Sobre los méritos del profesor
Hace unos días ordené un cajón en el que quedaban algunas reliquias de mi adolescencia. Entre regalos de la Súper POP, anillos oxidados y fotos de carnet con las cejas sin depilar, encontré una hoja de papel reciclado que contenía una lista de propuestas para leer aquel verano de mis trece años, todas ellas de literatura juvenil reciente y adecuada a nuestra edad, nada de clásicos. Correspondía a la asignatura de catalán e iba acompañada de títulos de cuadernillos de ortografía y un mensaje de buenos deseos para los próximos meses.
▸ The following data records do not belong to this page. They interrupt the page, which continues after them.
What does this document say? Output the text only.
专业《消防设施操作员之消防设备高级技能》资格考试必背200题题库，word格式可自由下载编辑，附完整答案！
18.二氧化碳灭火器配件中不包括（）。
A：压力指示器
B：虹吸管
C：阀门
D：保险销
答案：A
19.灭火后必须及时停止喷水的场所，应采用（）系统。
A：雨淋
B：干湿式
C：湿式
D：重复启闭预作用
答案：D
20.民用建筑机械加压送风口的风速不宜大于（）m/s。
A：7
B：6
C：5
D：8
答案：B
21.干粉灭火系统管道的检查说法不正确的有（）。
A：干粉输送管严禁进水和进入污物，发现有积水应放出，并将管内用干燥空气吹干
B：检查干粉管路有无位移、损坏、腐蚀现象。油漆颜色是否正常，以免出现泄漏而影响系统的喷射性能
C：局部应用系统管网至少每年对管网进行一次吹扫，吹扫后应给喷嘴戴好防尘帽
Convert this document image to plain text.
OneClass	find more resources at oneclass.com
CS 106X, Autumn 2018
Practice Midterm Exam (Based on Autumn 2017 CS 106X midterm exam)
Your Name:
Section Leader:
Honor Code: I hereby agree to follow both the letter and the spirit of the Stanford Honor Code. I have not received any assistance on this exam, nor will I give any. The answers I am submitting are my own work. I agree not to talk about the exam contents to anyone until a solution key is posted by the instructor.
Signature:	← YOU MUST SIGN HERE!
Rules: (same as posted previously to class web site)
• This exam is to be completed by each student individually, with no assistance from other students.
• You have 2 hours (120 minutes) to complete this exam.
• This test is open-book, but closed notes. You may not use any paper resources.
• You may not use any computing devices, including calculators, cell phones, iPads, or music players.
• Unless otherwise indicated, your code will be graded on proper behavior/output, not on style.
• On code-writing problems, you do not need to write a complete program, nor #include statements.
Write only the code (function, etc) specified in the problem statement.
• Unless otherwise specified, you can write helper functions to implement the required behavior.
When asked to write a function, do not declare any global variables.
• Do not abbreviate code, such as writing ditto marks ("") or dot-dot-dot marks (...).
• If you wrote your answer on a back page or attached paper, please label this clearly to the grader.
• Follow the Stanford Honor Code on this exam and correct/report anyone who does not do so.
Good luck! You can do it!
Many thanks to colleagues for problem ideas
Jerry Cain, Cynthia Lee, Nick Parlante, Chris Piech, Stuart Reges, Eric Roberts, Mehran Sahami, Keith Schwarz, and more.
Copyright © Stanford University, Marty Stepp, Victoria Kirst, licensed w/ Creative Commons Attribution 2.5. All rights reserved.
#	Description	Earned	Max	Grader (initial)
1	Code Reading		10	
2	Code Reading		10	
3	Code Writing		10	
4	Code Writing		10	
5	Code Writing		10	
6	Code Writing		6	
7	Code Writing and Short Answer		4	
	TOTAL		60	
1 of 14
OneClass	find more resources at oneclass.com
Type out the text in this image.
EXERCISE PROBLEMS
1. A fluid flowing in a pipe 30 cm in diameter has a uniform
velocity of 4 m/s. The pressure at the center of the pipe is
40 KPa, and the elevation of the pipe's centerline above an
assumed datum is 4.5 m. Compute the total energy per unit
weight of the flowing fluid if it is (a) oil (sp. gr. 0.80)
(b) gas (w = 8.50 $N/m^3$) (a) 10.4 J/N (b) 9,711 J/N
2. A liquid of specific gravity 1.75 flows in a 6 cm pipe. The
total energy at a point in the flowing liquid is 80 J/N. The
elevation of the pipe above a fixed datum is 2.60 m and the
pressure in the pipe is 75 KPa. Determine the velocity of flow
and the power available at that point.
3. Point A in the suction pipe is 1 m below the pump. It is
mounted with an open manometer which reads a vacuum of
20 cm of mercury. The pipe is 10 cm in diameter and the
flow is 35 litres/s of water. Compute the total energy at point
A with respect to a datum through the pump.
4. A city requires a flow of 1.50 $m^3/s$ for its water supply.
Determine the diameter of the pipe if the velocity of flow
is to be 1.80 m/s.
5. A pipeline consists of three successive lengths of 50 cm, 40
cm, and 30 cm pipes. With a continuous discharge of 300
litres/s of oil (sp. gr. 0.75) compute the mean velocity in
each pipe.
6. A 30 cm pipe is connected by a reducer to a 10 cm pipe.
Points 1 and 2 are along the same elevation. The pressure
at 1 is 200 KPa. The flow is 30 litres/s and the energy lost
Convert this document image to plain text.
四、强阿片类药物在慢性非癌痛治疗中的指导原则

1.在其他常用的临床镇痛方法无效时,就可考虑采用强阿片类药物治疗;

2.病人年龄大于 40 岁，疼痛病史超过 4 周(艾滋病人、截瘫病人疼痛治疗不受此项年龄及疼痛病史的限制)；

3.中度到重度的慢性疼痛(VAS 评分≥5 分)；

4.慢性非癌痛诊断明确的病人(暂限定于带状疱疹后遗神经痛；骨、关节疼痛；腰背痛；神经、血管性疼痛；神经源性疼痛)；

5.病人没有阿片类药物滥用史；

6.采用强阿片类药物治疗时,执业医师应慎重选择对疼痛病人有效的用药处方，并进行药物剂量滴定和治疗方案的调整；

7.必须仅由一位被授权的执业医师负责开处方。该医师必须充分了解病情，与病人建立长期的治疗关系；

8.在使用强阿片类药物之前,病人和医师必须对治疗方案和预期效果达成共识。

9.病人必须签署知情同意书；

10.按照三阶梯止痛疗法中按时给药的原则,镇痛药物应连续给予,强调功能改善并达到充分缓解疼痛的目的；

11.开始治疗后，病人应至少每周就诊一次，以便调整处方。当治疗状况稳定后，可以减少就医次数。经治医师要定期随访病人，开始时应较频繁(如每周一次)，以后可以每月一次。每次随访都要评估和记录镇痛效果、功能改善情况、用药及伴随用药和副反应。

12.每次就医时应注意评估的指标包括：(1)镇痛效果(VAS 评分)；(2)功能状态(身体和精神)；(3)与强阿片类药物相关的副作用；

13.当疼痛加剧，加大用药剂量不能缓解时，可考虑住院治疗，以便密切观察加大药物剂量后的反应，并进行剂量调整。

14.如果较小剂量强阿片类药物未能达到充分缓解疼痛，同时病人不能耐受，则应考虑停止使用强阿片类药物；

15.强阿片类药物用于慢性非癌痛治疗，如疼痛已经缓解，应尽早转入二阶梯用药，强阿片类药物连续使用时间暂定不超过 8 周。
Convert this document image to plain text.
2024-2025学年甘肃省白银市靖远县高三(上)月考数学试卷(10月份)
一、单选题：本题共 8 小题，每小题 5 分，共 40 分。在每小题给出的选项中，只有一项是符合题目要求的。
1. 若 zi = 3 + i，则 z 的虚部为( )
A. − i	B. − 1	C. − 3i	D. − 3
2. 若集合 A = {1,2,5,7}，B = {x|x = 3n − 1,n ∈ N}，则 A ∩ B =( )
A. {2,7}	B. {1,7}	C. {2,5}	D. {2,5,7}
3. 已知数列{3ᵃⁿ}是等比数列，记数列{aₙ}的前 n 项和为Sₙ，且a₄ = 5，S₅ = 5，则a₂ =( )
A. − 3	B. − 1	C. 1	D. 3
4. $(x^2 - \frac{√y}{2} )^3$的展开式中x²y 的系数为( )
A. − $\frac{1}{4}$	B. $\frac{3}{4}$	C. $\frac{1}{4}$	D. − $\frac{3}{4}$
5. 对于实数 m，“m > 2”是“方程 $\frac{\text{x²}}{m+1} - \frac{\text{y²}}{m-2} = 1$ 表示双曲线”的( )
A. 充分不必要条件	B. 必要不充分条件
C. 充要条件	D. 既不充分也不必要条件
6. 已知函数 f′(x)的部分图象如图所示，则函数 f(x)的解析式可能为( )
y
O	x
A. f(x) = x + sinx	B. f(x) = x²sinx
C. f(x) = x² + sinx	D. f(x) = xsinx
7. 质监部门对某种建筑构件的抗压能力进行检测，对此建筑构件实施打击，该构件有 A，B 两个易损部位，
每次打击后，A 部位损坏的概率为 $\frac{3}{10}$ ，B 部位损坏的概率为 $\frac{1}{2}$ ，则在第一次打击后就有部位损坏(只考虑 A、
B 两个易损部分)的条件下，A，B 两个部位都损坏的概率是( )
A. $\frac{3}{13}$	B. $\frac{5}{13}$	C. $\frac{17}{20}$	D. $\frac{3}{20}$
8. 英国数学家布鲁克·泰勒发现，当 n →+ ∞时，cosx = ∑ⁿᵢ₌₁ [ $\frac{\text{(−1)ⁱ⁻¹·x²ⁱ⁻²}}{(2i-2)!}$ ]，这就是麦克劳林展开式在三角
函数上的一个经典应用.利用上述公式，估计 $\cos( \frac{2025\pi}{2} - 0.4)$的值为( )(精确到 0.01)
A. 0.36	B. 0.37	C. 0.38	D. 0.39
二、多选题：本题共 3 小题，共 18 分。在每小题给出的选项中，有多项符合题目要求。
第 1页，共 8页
Ah, los deberes para las vacaciones, eso que en primaria cumplía a rajatabla y luego, en el instituto, no recuerdo haber hecho jamás porque los mismos docentes eran conscientes de la actitud de los alumnos y como mucho nos sugerían libros, sin obligarnos a presentar nada el próximo mes de septiembre. Aun así, a mí me gustaba leer y, aunque no recuerdo si fue exactamente en aquellas fechas, hay tres novelas de aquel listado que leí y me gustaron mucho; también hay una que me aburrió, pero claro, ¡ni siquiera los profesores pueden acertar siempre!
Cuando pensamos en el trabajo que realizan los profes para inculcar el amor por la lectura, solo nos vienen a la cabeza las obras obligatorias y los comentarios de literatura. Ahora bien, si intentamos ir más allá de los límites definidos por el sistema educativo, seguro que veremos mucho más y mejor, como ese directorio de libros juveniles que nos facilitaron para aquellos meses de calor.
Otro ejemplo que trasciende las barreras son las recomendaciones espontáneas en clase, a raíz del extracto de un ejercicio o simplemente de un momento de iluminación. De este modo recuerdo haber llegado a La casa de los espíritus, La joven de la perla y Seda, tres novelas adultas (pero aptas para adolescentes a partir de cierta edad) que mi profesora de castellano tuvo la brillante idea de aconsejarnos cuando rondábamos los dieciséis años. Las tres me encantaron y no solo eso, sino que me abrieron las puertas a tres autores de los que he querido buscar más por mi cuenta.
Por otro lado, recuerdo con un gran cariño aquellos certámenes literarios que se organizan por Sant Jordi en los que se premia a los ganadores con un libro. Yo gané varios y, en general, aquellas elecciones me gustaron mucho: desde una historia llena de ingenio a una de corte realista con mucha intriga, pasando por algunos clásicos universales de Julio Verne. Todas ellas reunían las cualidades suficientes para convencer a adolescentes muy diversos.
Pero esas ganas de transmitirnos la pasión por la lectura no se limitan a sugerencias de títulos concretos: un tutor que lucha por mantener a flote una biblioteca escolar fría y abandonada también tiene mucho mérito, a pesar de que la mayor parte de los estudiantes solo la visiten por obligación y pasen por alto su esfuerzo. En cualquier caso, está claro que no se puede exigir que todos se conviertan en grandes lectores; el amor por esta afición debe surgir de uno mismo cuando prueba una trama de ficción tan exquisita que le hace querer más.
Con estas palabras quiero hacer mi particular homenaje a los profesores, a los que tuve yo y a los demás: no dejéis nunca de aportar vuestro granito de arena aunque sea a partir de recomendaciones y propuestas que se salen del plan de estudios. La literatura no es un pasatiempo tan extendido como la televisión, pero algunos alumnos os escuchamos, anotamos mentalmente lo que decís y agradecemos que saquéis esa vertiente más personal. Vuestro trabajo vale la pena, no lo dudéis nunca.